Still life: ARTN Tap Dance Company
Still life: ARTN Tap Dance Company Credit: Makiko Yamamoto

Seemingly poised for world domination, tap dance is big even in Japan. Tappers wearing traditional sandals fitted out with cleats rocked a massive Busby Berkeley-esque dance scene in the 2003 Japanese action flick The Blind Swordsman: Zatoichi, set during the Edo period of roughly 150 to 400 years ago. One of the featured tapsters was hip-hop stylist Yuji Uragami, aka Suji, who’s performing at all three of Chicago Human Rhythm Project’s Juba! concerts this year. Online videos show him tapping in the Times Square subway station, upper body loose and swaying in the style made famous by Savion Glover. But Uragami is lighter on his feet than Glover: in another video, his jaw-dropping hummingbird beats sound like a funky synthesizer beneath the lightning-fast licks of jazz guitarist Watanabe Tomoyuki.

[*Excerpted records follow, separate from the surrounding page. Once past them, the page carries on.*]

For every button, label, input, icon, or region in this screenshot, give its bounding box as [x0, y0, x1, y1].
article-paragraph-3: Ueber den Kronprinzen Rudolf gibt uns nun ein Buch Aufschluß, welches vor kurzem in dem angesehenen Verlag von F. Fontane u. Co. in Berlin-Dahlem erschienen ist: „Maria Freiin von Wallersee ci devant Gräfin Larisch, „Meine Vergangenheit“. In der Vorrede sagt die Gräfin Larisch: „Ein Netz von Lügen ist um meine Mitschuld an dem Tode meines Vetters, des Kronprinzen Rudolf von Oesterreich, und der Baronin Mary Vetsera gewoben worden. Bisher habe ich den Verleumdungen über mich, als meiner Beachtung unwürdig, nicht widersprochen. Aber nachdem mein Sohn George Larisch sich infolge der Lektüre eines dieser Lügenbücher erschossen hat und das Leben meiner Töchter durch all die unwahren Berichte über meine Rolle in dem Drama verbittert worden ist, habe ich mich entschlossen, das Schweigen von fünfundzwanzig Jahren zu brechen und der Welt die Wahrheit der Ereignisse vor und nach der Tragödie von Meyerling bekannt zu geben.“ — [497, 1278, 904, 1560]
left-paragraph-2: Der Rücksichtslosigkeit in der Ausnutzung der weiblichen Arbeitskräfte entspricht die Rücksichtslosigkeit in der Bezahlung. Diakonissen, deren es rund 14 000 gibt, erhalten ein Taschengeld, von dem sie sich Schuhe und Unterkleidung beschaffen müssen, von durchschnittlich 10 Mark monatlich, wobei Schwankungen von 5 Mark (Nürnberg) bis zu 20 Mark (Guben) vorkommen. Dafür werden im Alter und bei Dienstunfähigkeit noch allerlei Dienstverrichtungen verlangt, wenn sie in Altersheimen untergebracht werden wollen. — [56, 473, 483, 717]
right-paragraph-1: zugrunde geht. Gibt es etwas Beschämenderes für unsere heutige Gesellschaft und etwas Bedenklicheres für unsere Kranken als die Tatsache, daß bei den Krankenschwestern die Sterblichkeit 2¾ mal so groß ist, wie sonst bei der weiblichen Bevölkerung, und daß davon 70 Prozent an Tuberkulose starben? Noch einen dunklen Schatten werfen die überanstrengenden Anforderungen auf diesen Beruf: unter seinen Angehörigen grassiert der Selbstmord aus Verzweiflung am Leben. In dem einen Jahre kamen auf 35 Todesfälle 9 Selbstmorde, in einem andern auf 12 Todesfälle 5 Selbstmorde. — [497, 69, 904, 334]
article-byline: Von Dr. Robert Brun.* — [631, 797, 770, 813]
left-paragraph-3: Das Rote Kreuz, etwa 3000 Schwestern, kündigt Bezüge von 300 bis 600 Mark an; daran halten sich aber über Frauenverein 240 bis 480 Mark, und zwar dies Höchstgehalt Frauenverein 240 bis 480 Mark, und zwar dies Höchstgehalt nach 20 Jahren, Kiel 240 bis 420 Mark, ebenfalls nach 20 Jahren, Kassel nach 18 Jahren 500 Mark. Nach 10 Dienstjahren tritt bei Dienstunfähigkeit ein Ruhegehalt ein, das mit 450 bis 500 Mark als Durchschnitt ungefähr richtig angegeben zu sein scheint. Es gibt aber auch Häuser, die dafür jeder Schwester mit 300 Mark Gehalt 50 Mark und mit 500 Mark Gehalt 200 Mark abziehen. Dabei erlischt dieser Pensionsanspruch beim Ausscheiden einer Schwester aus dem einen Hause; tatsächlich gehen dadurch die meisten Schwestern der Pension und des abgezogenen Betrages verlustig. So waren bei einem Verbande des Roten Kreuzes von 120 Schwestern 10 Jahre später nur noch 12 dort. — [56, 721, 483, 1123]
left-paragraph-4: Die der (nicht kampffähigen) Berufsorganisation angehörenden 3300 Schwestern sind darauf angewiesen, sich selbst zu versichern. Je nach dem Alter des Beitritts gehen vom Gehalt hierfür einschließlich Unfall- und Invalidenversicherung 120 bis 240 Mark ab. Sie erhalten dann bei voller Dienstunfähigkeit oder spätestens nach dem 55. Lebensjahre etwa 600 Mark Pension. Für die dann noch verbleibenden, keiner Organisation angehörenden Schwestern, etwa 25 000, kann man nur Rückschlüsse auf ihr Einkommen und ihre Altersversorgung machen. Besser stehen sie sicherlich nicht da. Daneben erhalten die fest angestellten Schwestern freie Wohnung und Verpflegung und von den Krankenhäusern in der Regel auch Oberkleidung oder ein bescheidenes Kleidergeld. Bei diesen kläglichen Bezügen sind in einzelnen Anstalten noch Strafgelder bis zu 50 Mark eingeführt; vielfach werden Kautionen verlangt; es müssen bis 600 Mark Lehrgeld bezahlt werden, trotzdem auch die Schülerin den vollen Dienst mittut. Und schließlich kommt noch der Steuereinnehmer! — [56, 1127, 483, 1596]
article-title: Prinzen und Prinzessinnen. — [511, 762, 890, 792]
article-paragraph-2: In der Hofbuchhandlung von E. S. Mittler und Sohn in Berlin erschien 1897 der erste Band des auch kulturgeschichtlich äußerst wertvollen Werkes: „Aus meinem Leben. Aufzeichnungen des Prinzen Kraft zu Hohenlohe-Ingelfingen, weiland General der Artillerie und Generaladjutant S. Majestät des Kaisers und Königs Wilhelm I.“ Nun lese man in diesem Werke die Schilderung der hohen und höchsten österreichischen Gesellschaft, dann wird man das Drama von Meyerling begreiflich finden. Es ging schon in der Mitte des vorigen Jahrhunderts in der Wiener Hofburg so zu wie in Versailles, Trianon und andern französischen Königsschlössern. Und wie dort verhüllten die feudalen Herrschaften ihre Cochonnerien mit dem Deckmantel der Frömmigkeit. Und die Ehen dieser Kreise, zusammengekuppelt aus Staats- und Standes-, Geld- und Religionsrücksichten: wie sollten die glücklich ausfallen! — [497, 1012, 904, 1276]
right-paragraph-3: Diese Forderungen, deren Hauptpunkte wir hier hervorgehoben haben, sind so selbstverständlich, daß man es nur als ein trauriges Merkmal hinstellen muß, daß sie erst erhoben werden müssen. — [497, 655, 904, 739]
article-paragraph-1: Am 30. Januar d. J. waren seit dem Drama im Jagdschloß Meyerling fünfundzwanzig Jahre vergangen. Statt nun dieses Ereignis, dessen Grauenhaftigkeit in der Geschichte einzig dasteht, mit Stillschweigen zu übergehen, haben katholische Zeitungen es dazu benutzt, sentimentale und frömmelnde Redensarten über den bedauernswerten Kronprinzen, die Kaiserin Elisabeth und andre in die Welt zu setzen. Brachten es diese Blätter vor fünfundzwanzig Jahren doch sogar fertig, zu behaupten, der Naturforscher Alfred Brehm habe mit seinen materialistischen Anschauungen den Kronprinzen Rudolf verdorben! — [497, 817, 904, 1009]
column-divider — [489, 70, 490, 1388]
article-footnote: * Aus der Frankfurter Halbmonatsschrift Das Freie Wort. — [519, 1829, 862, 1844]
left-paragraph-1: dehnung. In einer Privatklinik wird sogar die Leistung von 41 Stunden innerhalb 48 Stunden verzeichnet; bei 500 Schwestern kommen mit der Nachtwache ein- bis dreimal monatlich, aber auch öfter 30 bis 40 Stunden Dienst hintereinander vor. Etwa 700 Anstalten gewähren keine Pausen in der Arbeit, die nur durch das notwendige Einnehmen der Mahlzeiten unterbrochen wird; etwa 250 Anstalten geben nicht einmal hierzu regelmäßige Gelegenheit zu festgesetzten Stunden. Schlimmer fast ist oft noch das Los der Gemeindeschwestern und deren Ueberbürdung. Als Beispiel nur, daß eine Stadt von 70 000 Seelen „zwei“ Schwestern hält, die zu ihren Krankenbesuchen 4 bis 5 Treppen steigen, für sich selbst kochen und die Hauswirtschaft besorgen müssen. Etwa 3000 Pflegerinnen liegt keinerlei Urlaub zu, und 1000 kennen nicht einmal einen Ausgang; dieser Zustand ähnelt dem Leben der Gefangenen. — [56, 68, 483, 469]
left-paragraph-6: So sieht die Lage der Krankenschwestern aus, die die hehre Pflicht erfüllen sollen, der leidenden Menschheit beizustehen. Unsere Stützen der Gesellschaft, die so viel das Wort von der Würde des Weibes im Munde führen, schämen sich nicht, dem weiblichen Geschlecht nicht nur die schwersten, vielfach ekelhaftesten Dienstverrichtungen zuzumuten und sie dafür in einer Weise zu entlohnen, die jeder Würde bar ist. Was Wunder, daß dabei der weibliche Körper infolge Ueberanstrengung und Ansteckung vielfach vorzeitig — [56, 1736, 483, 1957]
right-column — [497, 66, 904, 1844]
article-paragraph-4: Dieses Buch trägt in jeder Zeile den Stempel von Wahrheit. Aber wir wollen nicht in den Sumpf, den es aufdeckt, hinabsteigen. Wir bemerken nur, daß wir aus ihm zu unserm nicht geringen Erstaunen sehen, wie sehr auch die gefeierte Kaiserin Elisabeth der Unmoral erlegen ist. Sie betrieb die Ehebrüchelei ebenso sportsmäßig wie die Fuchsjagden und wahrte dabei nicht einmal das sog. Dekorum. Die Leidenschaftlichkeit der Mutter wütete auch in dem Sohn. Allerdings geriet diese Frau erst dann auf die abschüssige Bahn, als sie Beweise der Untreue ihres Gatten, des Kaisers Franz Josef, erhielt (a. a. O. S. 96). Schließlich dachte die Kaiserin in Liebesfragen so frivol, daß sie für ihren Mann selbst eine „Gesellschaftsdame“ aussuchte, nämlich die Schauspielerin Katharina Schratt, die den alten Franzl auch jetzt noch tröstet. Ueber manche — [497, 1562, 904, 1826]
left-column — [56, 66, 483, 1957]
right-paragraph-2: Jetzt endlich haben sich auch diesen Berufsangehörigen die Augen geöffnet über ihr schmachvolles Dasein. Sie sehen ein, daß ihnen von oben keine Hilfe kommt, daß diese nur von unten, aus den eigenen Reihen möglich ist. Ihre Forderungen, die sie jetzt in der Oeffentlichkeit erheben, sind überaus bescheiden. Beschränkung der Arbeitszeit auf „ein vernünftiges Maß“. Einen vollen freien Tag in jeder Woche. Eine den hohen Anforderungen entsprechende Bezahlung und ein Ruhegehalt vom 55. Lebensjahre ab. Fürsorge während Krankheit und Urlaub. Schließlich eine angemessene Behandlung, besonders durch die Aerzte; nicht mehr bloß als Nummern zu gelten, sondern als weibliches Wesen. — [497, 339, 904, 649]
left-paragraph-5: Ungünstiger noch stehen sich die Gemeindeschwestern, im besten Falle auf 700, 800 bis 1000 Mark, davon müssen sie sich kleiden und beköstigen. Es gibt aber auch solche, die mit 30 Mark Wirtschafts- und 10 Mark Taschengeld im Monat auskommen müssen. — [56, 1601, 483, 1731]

Japanese tap evangelist Yukiko “Smilie” Misumi, meanwhile, is a rhythmically sensitive, more traditional tapper. Winner of this year’s Juba! Award from CHRP, she performs Thursday night with her troupe, ARTN Tap Dance Company, on a bill that also features Chicago’s FootworKINGz, who tore up the house with their percussive stylings at CHRP’s “Windy City Rhythms” show last May. They’ll be joined by Chicago repertory companies BAM!, Jump Rhythm Jazz Project, and MADD Rhythms, among others. Wednesday night is devoted to soloists, and Saturday to “masters,” including Dormeshia Sumbry-Edwards, Derick K. Grant, and Sam Weber.